Monday after work Helen decided to see Aggie. It was dark by the time she got there, and Mrs Sanders took ages answering the door.

‘I’d like to see my grandmother.’

‘What, now?’

‘Yes, and? Do you have set visiting hours? She’s not in a home yet.’

Mrs Sanders’s lip curled with dislike. ‘Mrs Ransome needs her rest, but now that you’re here, you’d better come in, I suppose. Though I can’t say if she’ll be pleased to see you.’

In the back parlour Aggie was in bed with the cellular blanket across her legs, accompanied only by the light from a bedside lamp.

‘She’s asleep.’ Mrs Sanders tried to block Helen from moving towards the bed.

‘Then I’ll wake her.’ Side-stepping the nurse, Helen took Aggie’s hand. It was heavy and swollen, yet the skin felt paper thin as if it had reached bursting point and couldn’t hold the expanding flesh in place for much longer.

Aggie opened her eyes. ‘Oh, it’s you, girl. Thought you could fit me into your busy schedule, did you?’

‘That’s right.’ Helen let go of her hand, then on impulse pressed a kiss to her forehead.

A vigilant gleam entered Aggie’s eyes which hadn’t been dulled by her diabetes. ‘Are you going sentimental on me, child?’

‘Is that a problem?’

‘Not at all.’ Aggie glanced at Mrs Sanders who was still hovering determinedly. ‘Thank you. That’ll be all.’

Scowling, the nurse left, closing the door behind her with enough force to make her aggravation known, yet not quite hard enough to cost her her job.

Aggie sighed. ‘Such a temper.’

‘Why don’t you get someone nicer?’

‘Oh, I haven’t the energy. Anyway Mrs Sanders is very efficient. It can’t be much fun for her being cooped up here with me.’ Her fat face cracked into a wicked grin. ‘You know, she puts me to bed early so she can watch
EastEnders
or another one of those horrid, tedious soaps.’

‘Some people love them.’

‘Then they haven’t the sense they were born with!’ Aggie waved a hand at her. ‘Don’t just stand there, girl. Pull up a chair. And switch on some lights. It’s too dark in here.’

Helen switched on all the lamps in the room, and Aggie added another command.

‘And the curtains. Mrs Sanders closes them too early. It drives me positively insane.’

‘Do you want the door open as well? It’s a bit stuffy in here.’

‘Please.’

Immediately the air, crisp and fragrant with dewy roses and dampened earth, restored Helen’s spirits. Aggie seemed to feel the same.

‘Who would’ve thought Kensington could smell so sweet?’

‘Not as sweet as Goa.’

Aggie opened her eyes. ‘Do you miss it?’

‘A bit. Strangely, I felt like I belonged there.’

‘Nothing strange about that. We all need to feel we belong somewhere. Why not Goa?’

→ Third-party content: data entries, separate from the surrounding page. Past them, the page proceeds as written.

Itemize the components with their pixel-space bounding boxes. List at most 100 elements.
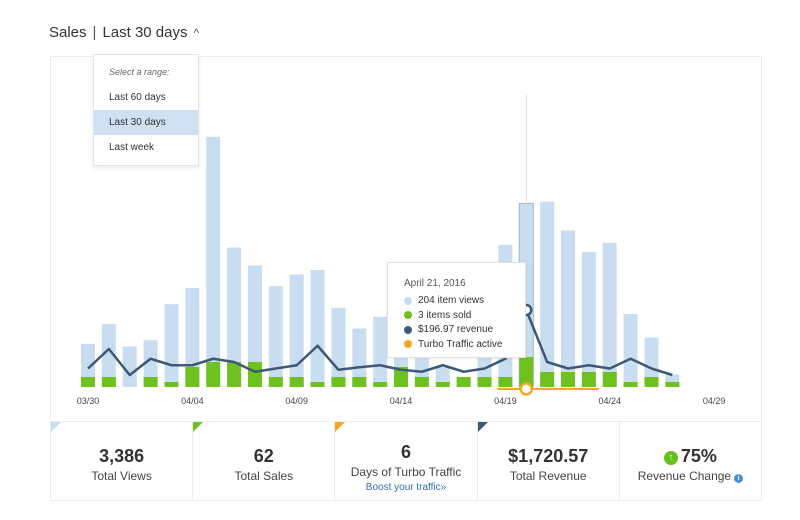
sold-bar [540, 372, 555, 387]
view-bar [143, 340, 158, 387]
sold-bar [602, 372, 617, 387]
range-selector[interactable]: Last 30 days ^ [102, 24, 199, 41]
x-tick-label: 04/04 [181, 396, 204, 406]
boost-traffic-link[interactable]: Boost your traffic» [365, 482, 447, 493]
stat-label: Total Views [91, 469, 152, 483]
turbo-corner-marker [335, 422, 346, 432]
sold-bar [456, 377, 471, 387]
tooltip-sold-text: 3 items sold [418, 309, 472, 321]
stat-value: 75% [680, 446, 717, 466]
x-tick-label: 04/09 [285, 396, 308, 406]
view-bar [561, 230, 576, 387]
tooltip-row-views: 204 item views [388, 294, 525, 308]
revenue-dot-icon [404, 325, 412, 334]
sold-bar [101, 377, 116, 387]
sold-bar [185, 367, 200, 387]
view-bar [268, 286, 283, 387]
sold-bar [414, 377, 429, 387]
range-label[interactable]: Last 30 days [102, 24, 188, 41]
sold-bar [435, 382, 450, 387]
sold-bar [394, 367, 409, 387]
stat-turbo-days: 6 Days of Turbo Traffic Boost your traff… [335, 422, 478, 500]
x-tick-label: 03/30 [77, 396, 100, 406]
views-corner-marker [51, 422, 61, 432]
tooltip-revenue-text: $196.97 revenue [418, 324, 494, 336]
info-icon[interactable]: i [734, 474, 744, 483]
view-bar [331, 307, 346, 387]
view-bar [164, 304, 179, 387]
view-bar [289, 274, 304, 387]
stat-value: 6 [401, 442, 412, 462]
view-bar [227, 247, 242, 387]
stat-value: 3,386 [99, 446, 145, 466]
x-tick-label: 04/24 [598, 396, 621, 406]
sold-bar [623, 382, 638, 387]
stat-label: Days of Turbo Traffic [350, 465, 462, 479]
stats-bar: 3,386 Total Views 62 Total Sales 6 Days … [50, 421, 762, 501]
range-dropdown-prompt: Select a range: [109, 67, 170, 77]
sold-bar [143, 377, 158, 387]
view-bar [206, 136, 221, 387]
view-bar [81, 343, 95, 387]
chart-tooltip: April 21, 2016 204 item views 3 items so… [387, 262, 526, 358]
sold-bar [477, 377, 492, 387]
stat-total-views: 3,386 Total Views [51, 422, 194, 500]
view-bar [623, 314, 638, 387]
view-bar [310, 270, 325, 387]
sold-bar [644, 377, 659, 387]
views-dot-icon [404, 296, 412, 305]
range-option-last-30-days[interactable]: Last 30 days [94, 110, 198, 135]
range-dropdown: Select a range: Last 60 days Last 30 day… [93, 54, 199, 166]
range-option-last-60-days[interactable]: Last 60 days [109, 92, 166, 103]
sold-bar [268, 377, 283, 387]
stat-revenue-change: ↑ 75% Revenue Change i [620, 422, 761, 500]
view-bar [101, 324, 116, 387]
sold-bar [373, 382, 388, 387]
tooltip-turbo-text: Turbo Traffic active [418, 338, 503, 350]
sales-corner-marker [193, 422, 204, 432]
sales-header: Sales | Last 30 days ^ [49, 24, 199, 41]
x-tick-label: 04/14 [390, 396, 413, 406]
sold-bar [247, 362, 262, 387]
tooltip-date: April 21, 2016 [404, 278, 466, 289]
sold-bar [289, 377, 304, 387]
stat-label: Total Revenue [509, 469, 587, 483]
sold-dot-icon [404, 311, 412, 320]
sold-bar [81, 377, 95, 387]
x-tick-label: 04/29 [703, 396, 726, 406]
sold-bar [206, 362, 221, 387]
sold-bar [665, 382, 680, 387]
arrow-up-icon: ↑ [663, 451, 678, 465]
tooltip-row-turbo: Turbo Traffic active [388, 338, 525, 352]
revenue-line [87, 308, 673, 377]
turbo-highlight-marker [519, 382, 534, 396]
view-bar [602, 243, 617, 387]
tooltip-views-text: 204 item views [418, 295, 485, 307]
sold-bar [331, 377, 346, 387]
chevron-up-icon[interactable]: ^ [193, 26, 200, 40]
view-bar [247, 265, 262, 387]
view-bar [122, 346, 137, 387]
sold-bar [581, 372, 596, 387]
sold-bar [352, 377, 367, 387]
revenue-corner-marker [477, 422, 488, 432]
view-bar [352, 328, 367, 387]
tooltip-row-sold: 3 items sold [388, 309, 525, 323]
view-bar [644, 337, 659, 387]
stat-label: Revenue Change [637, 469, 732, 483]
sold-bar [519, 357, 534, 387]
sold-bar [310, 382, 325, 387]
header-separator: | [92, 24, 97, 41]
sales-title: Sales [49, 24, 87, 41]
x-tick-label: 04/19 [494, 396, 517, 406]
stat-label: Total Sales [234, 469, 294, 483]
stat-value-row: ↑ 75% [620, 446, 761, 467]
range-option-last-week[interactable]: Last week [109, 142, 155, 153]
stat-total-sales: 62 Total Sales [193, 422, 336, 500]
view-bar [185, 288, 200, 387]
sold-bar [227, 362, 242, 387]
sold-bar [164, 382, 179, 387]
sold-bar [498, 377, 513, 387]
stat-label-row: Revenue Change i [620, 469, 761, 483]
view-bar [373, 316, 388, 387]
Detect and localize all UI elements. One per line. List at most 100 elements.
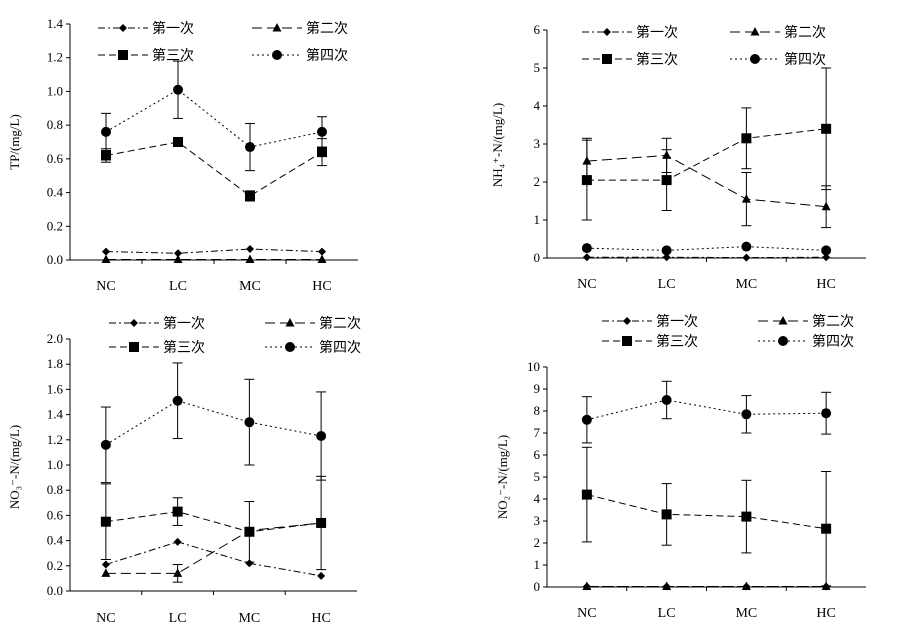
series-2 [582, 581, 831, 591]
x-tick-label: NC [577, 606, 596, 621]
series-4 [101, 60, 327, 172]
legend-marker [778, 316, 788, 325]
data-point [245, 142, 255, 153]
x-tick-label: HC [311, 611, 330, 626]
data-point [101, 126, 111, 137]
data-point [821, 201, 831, 211]
y-tick-label: 7 [534, 425, 541, 440]
data-point [100, 516, 111, 527]
y-tick-label: 1.2 [47, 50, 63, 65]
data-point [173, 568, 183, 577]
y-tick-label: 4 [534, 98, 541, 113]
y-tick-label: 5 [534, 469, 541, 484]
data-point [101, 254, 111, 263]
legend-label: 第一次 [163, 315, 205, 332]
y-tick-label: 1.8 [47, 356, 63, 371]
y-tick-label: 1.0 [47, 457, 63, 472]
legend-label: 第四次 [812, 333, 854, 350]
legend-label: 第四次 [306, 47, 348, 64]
data-point [317, 147, 327, 158]
y-tick-label: 1.6 [47, 381, 64, 396]
series-line [586, 399, 827, 421]
y-axis-label: NO₂⁻-N/(mg/L) [495, 435, 510, 519]
series-4 [581, 241, 832, 256]
x-tick-label: LC [169, 279, 187, 294]
data-point [741, 581, 751, 591]
legend-marker [129, 342, 139, 352]
y-tick-label: 3 [534, 513, 541, 528]
y-tick-label: 6 [534, 447, 541, 462]
data-point [581, 243, 592, 254]
y-tick-label: 10 [527, 359, 540, 374]
data-point [244, 417, 255, 428]
y-tick-label: 1.0 [47, 83, 63, 98]
data-point [317, 571, 326, 580]
series-line [586, 494, 827, 530]
y-tick-label: 0.0 [47, 252, 63, 267]
y-tick-label: 1.4 [47, 16, 64, 31]
series-line [105, 541, 322, 577]
y-tick-label: 0.4 [47, 185, 64, 200]
chart-panel-1: 0.0 0.2 0.4 0.6 0.8 1.0 1.2 1.4 NC LC MC HC TP/(mg/L… [7, 16, 358, 294]
data-point [102, 247, 110, 256]
y-tick-label: 0.6 [47, 151, 64, 166]
legend-label: 第一次 [636, 24, 678, 41]
x-tick-label: HC [816, 277, 835, 292]
legend-marker [778, 336, 788, 346]
series-line [586, 154, 827, 208]
legend-marker [130, 319, 138, 327]
series-line [105, 141, 323, 197]
legend-label: 第四次 [784, 51, 826, 68]
x-tick-label: NC [577, 277, 596, 292]
data-point [317, 126, 327, 137]
y-tick-label: 1.4 [47, 407, 64, 422]
data-point [245, 254, 255, 263]
x-tick-label: LC [169, 611, 187, 626]
data-point [246, 245, 254, 254]
legend-marker [118, 50, 128, 60]
data-point [173, 254, 183, 263]
legend-marker [285, 342, 295, 352]
y-tick-label: 0.2 [47, 558, 63, 573]
data-point [821, 408, 832, 419]
legend-marker [750, 27, 760, 36]
data-point [245, 559, 254, 568]
series-line [586, 128, 827, 181]
y-tick-label: 0.4 [47, 533, 64, 548]
y-tick-label: 0.8 [47, 482, 63, 497]
legend-marker [623, 317, 631, 325]
y-tick-label: 9 [534, 381, 541, 396]
y-tick-label: 1.2 [47, 432, 63, 447]
data-point [661, 175, 672, 186]
data-point [316, 517, 327, 528]
legend-label: 第二次 [812, 313, 854, 330]
series-3 [581, 446, 832, 587]
y-tick-label: 5 [534, 60, 541, 75]
series-4 [100, 362, 327, 484]
chart-panel-4: 0 1 2 3 4 5 6 7 8 9 10 NC LC MC HC NO₂⁻-N/(mg/L) 第一次 第二次第… [495, 313, 866, 621]
data-point [661, 395, 672, 405]
y-tick-label: 0.6 [47, 507, 64, 522]
data-point [317, 254, 327, 263]
y-tick-label: 2 [534, 174, 541, 189]
data-point [244, 526, 255, 537]
x-tick-label: LC [658, 277, 676, 292]
data-point [662, 581, 672, 591]
legend-marker [119, 24, 127, 32]
data-point [741, 511, 752, 522]
legend-label: 第三次 [152, 47, 194, 64]
x-tick-label: HC [312, 279, 331, 294]
x-tick-label: LC [658, 606, 676, 621]
data-point [101, 560, 110, 569]
legend-marker [272, 50, 282, 60]
data-point [316, 431, 327, 442]
series-line [105, 511, 322, 533]
x-tick-label: MC [735, 606, 757, 621]
legend-marker [603, 28, 611, 36]
legend-label: 第四次 [319, 339, 361, 356]
legend-label: 第三次 [656, 333, 698, 350]
series-line [105, 400, 322, 446]
data-point [172, 506, 183, 517]
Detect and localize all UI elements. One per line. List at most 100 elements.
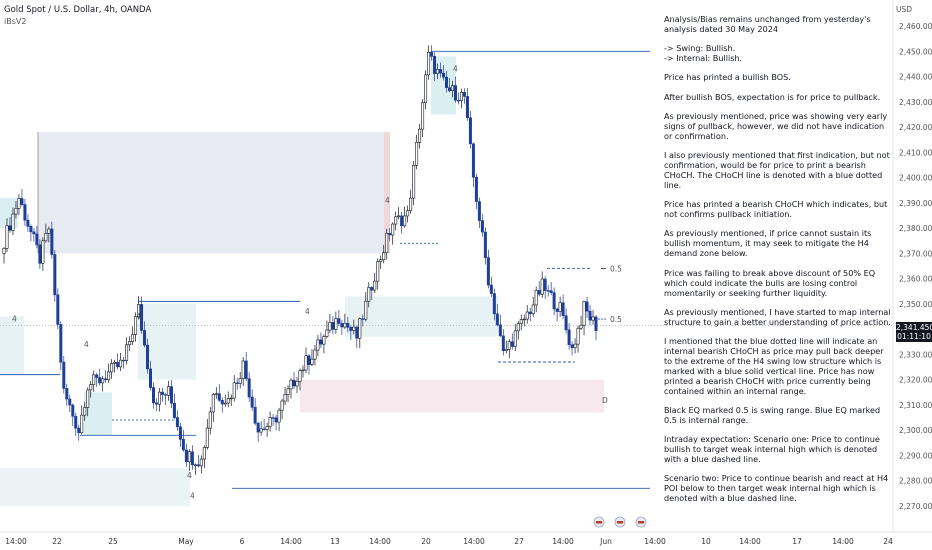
candle [412, 165, 416, 199]
candle [579, 324, 583, 329]
current-price-tag: 2,341.450 01:11:10 [896, 322, 932, 342]
candle [119, 359, 123, 368]
candle [322, 336, 326, 345]
time-tick-label: 14:00 [463, 537, 485, 546]
candle [439, 69, 443, 74]
candle [477, 201, 481, 221]
candle [241, 360, 245, 379]
candle [510, 341, 514, 347]
candle [310, 358, 314, 365]
candle [53, 254, 57, 296]
candle [5, 225, 9, 249]
candle [415, 142, 419, 166]
candle [313, 349, 317, 360]
candle [187, 451, 191, 463]
candle [26, 219, 30, 227]
candle [59, 324, 63, 363]
candle [442, 72, 446, 78]
candle [217, 393, 221, 401]
candle [89, 384, 93, 391]
price-tick-label: 2,440.000 [899, 73, 932, 82]
candle [459, 91, 463, 101]
candle [143, 330, 147, 346]
candle [128, 341, 132, 346]
candle [47, 228, 51, 234]
time-tick-label: May [178, 537, 194, 546]
price-tick-label: 2,290.000 [899, 451, 932, 460]
candle [555, 308, 559, 312]
candle [522, 318, 526, 321]
candle [450, 85, 454, 92]
candle [11, 213, 15, 231]
candle [379, 259, 383, 262]
candle [337, 318, 341, 324]
analysis-paragraph: I mentioned that the blue dotted line wi… [664, 335, 884, 396]
candle [166, 386, 170, 396]
supply-zone [38, 132, 390, 254]
candle [537, 290, 541, 295]
candle [588, 310, 592, 321]
time-tick-label: 27 [514, 537, 524, 546]
candle [283, 394, 287, 402]
candle [172, 402, 176, 418]
candle [561, 302, 565, 316]
candle [436, 69, 440, 74]
price-tick-label: 2,430.000 [899, 98, 932, 107]
candle [304, 355, 308, 371]
candle [74, 415, 78, 429]
candle [23, 204, 27, 221]
candle [163, 394, 167, 396]
candle [274, 417, 278, 423]
time-tick-label: 14:00 [832, 537, 854, 546]
structure-marker: 4 [12, 315, 17, 324]
candle [298, 370, 302, 382]
candle [101, 378, 105, 384]
analysis-paragraph: As previously mentioned, I have started … [664, 306, 891, 327]
candle [331, 322, 335, 330]
candle [238, 378, 242, 384]
candle [534, 290, 538, 306]
candle [56, 294, 60, 325]
candle [465, 96, 469, 119]
candle [80, 414, 84, 434]
candle [286, 388, 290, 395]
chart-title: Gold Spot / U.S. Dollar, 4h, OANDA [4, 5, 152, 15]
candle [421, 102, 425, 130]
flag-icon [617, 521, 623, 524]
demand-zone [300, 379, 604, 413]
candle [178, 426, 182, 440]
candle [385, 233, 389, 254]
candle [220, 399, 224, 405]
candle [364, 300, 368, 320]
candle [418, 128, 422, 143]
candle [8, 225, 12, 231]
candle [146, 344, 150, 370]
analysis-paragraph: After bullish BOS, expectation is for pr… [664, 91, 881, 102]
price-tick-label: 2,450.000 [899, 47, 932, 56]
candle [585, 301, 589, 312]
candle [113, 361, 117, 364]
flag-icon [596, 521, 602, 524]
candle [277, 409, 281, 423]
ltf-zone-left [0, 316, 24, 375]
time-tick-label: 24 [883, 537, 893, 546]
candle [137, 304, 141, 317]
candle [256, 422, 260, 433]
candle [301, 369, 305, 372]
candle [140, 304, 144, 331]
candle [486, 257, 490, 286]
swing-eq-label: 0.5 [610, 265, 622, 274]
candle [453, 85, 457, 101]
time-tick-label: 14:00 [369, 537, 391, 546]
candle [154, 402, 158, 405]
candle [552, 292, 556, 310]
candle [104, 378, 108, 381]
time-tick-label: 13 [330, 537, 340, 546]
candle [35, 233, 39, 246]
time-tick-label: 14:00 [644, 537, 666, 546]
price-tick-label: 2,460.000 [899, 22, 932, 31]
candle [594, 316, 598, 331]
price-tick-label: 2,380.000 [899, 224, 932, 233]
analysis-paragraph: Scenario two: Price to continue bearish … [664, 473, 889, 504]
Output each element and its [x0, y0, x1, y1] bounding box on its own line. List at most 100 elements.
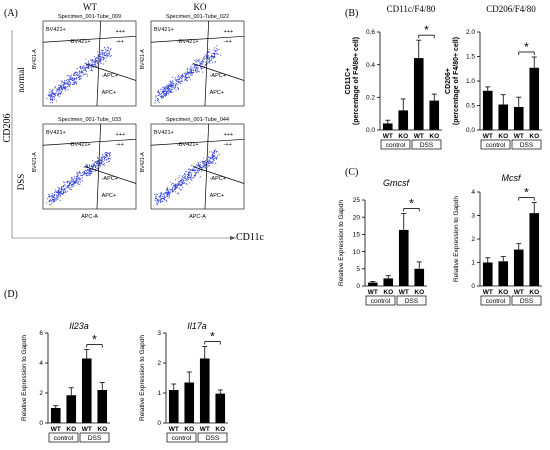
y-axis-label-line1: CD11C+: [345, 68, 352, 95]
flow-dot: [157, 94, 159, 97]
flow-dot: [191, 69, 193, 71]
flow-dot: [64, 181, 66, 184]
flow-dot: [50, 195, 52, 197]
flow-plot-3: Specimen_001-Tube_033 BV421+-BV421+ +++ -++…: [32, 117, 137, 220]
flow-dot: [166, 192, 168, 194]
panel-label-d: (D): [4, 289, 18, 300]
bar: [482, 262, 493, 286]
flow-q-ur1: +++: [224, 132, 234, 138]
flow-dot: [101, 156, 103, 159]
flow-dot: [60, 192, 62, 194]
chart-mcsf: Mcsf Relative Expression to Gapdh 0 1 2 3 4 WT K…: [453, 173, 542, 306]
flow-dot: [168, 197, 170, 199]
y-axis-label-line2: (percentage of F4/80+ cell): [353, 37, 360, 125]
flow-dot: [170, 92, 172, 94]
flow-dot: [214, 154, 216, 156]
flow-dot: [78, 70, 80, 72]
flow-dot: [187, 176, 189, 178]
y-tick-label: 15: [353, 232, 361, 239]
flow-q-ul: BV421+: [154, 27, 174, 33]
flow-dot: [210, 56, 212, 58]
flow-q-um: -BV421+: [69, 39, 91, 45]
flow-dot: [159, 93, 161, 95]
flow-dot: [73, 79, 76, 81]
flow-dot: [189, 79, 191, 81]
group-label-control: control: [371, 298, 391, 305]
flow-dot: [68, 184, 70, 186]
flow-dot: [57, 186, 59, 188]
flow-dot: [186, 177, 188, 179]
flow-dot: [96, 65, 98, 67]
flow-dot: [186, 176, 189, 178]
flow-dot: [177, 87, 179, 89]
bar: [413, 58, 424, 131]
flow-dot: [171, 182, 173, 185]
flow-dot: [75, 80, 77, 82]
flow-dot: [49, 198, 51, 200]
flow-dot: [93, 164, 95, 166]
flow-dot: [205, 162, 207, 164]
flow-dot: [56, 196, 58, 198]
flow-dot: [50, 93, 52, 95]
y-tick-label: 0.0: [466, 127, 475, 134]
flow-dot: [166, 87, 168, 89]
flow-dot: [216, 45, 218, 47]
flow-dot: [92, 159, 94, 161]
bar: [50, 408, 61, 423]
flow-dot: [210, 54, 212, 56]
flow-plot-1: Specimen_001-Tube_009 BV421+-BV421+ +++ -++…: [32, 14, 137, 107]
flow-dot: [205, 163, 207, 165]
flow-dot: [174, 78, 176, 80]
flow-dot: [189, 70, 191, 72]
flow-dot: [75, 82, 77, 84]
flow-dot: [96, 164, 98, 166]
flow-dot: [175, 83, 177, 85]
flow-dot: [159, 201, 162, 203]
flow-dot: [177, 79, 180, 81]
x-tick-label: KO: [529, 133, 539, 140]
flow-dot: [204, 161, 206, 163]
flow-dot: [67, 89, 69, 91]
flow-dot: [52, 201, 54, 203]
flow-dot: [209, 59, 211, 61]
flow-row-dss: DSS: [16, 174, 26, 191]
flow-dot: [182, 174, 184, 177]
significance-star: *: [524, 40, 529, 54]
flow-col-ko: KO: [194, 2, 207, 12]
flow-dot: [49, 89, 51, 91]
y-tick-label: 2: [157, 360, 161, 367]
flow-dot: [48, 91, 50, 93]
flow-dot: [184, 179, 186, 182]
y-axis-label: Relative Expression to Gapdh: [21, 335, 28, 421]
flow-dot: [99, 61, 101, 63]
flow-dot: [193, 175, 195, 177]
flow-dot: [216, 52, 218, 55]
flow-dot: [167, 86, 170, 88]
flow-dot: [55, 88, 57, 90]
flow-dot: [99, 165, 101, 167]
flow-dot: [173, 190, 175, 192]
flow-dot: [58, 194, 60, 196]
flow-dot: [57, 93, 59, 95]
flow-dot: [59, 199, 61, 202]
flow-dot: [88, 170, 90, 172]
flow-dot: [192, 69, 194, 71]
y-tick-label: 0.5: [466, 103, 475, 110]
flow-q-um: -BV421+: [177, 142, 199, 148]
flow-dot: [208, 51, 210, 53]
flow-dot: [170, 191, 172, 193]
flow-dot: [159, 198, 161, 200]
flow-dot: [158, 195, 160, 197]
flow-dot: [53, 194, 55, 197]
flow-q-lr2: APC+: [102, 193, 117, 199]
flow-dot: [177, 184, 179, 186]
flow-dot: [191, 169, 193, 171]
flow-dot: [87, 65, 89, 67]
flow-dot: [67, 184, 69, 186]
flow-dot: [62, 193, 64, 195]
bar: [513, 249, 524, 286]
flow-dot: [190, 74, 192, 76]
flow-dot: [72, 80, 74, 82]
flow-dot: [162, 96, 164, 98]
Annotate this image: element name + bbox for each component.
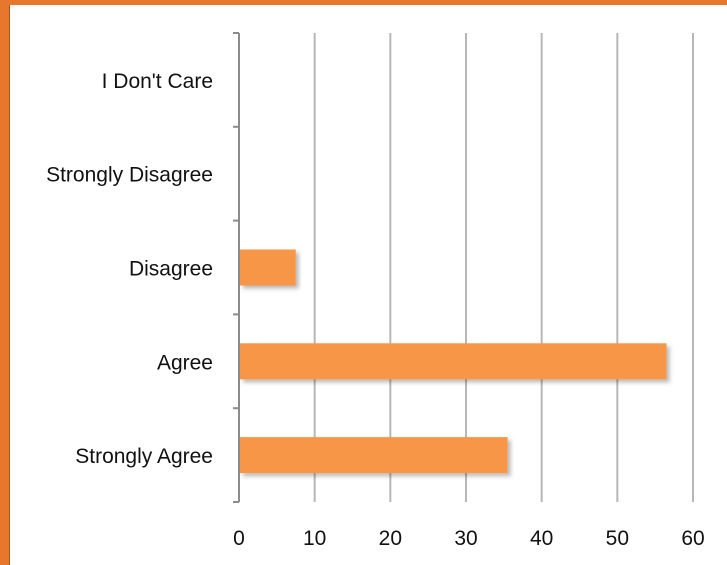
value-tick-labels: 0 10 20 30 40 50 60 [233, 527, 705, 550]
x-tick-label-0: 0 [233, 527, 245, 550]
x-tick-label-40: 40 [530, 527, 553, 550]
frame-left-border [0, 0, 9, 565]
category-axis [233, 32, 240, 503]
x-tick-label-10: 10 [303, 527, 326, 550]
bar-strongly-agree [240, 437, 508, 474]
y-tick-label-strongly-agree: Strongly Agree [75, 445, 213, 468]
y-tick-label-strongly-disagree: Strongly Disagree [46, 164, 213, 187]
y-tick-label-agree: Agree [157, 351, 213, 374]
frame-inner-border [9, 5, 10, 565]
x-tick-label-20: 20 [379, 527, 402, 550]
frame-top-border [0, 0, 727, 5]
x-tick-label-30: 30 [454, 527, 477, 550]
y-tick-label-disagree: Disagree [129, 258, 213, 281]
gridlines [313, 33, 694, 502]
x-tick-label-60: 60 [681, 527, 704, 550]
x-tick-label-50: 50 [606, 527, 629, 550]
bar-agree [240, 343, 667, 380]
bars [240, 249, 667, 474]
bar-disagree [240, 249, 296, 286]
y-tick-label-i-don-t-care: I Don't Care [102, 70, 213, 93]
category-labels: I Don't Care Strongly Disagree Disagree Agr… [46, 70, 213, 468]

Then why did you reject me?
Helen caught the words in time and just shrugged.

‘So what’s the reason for your visit today?’

‘To see you.’

‘You’re not very adept at lying, my dear.’

Helen grimaced. When other people saw right through you, it didn’t give you a chance to prepare what you wanted to say. ‘I have some questions.’

‘Hah!’

‘You left a folder with Sweetman for me to read. Why didn’t you give it to me yourself?’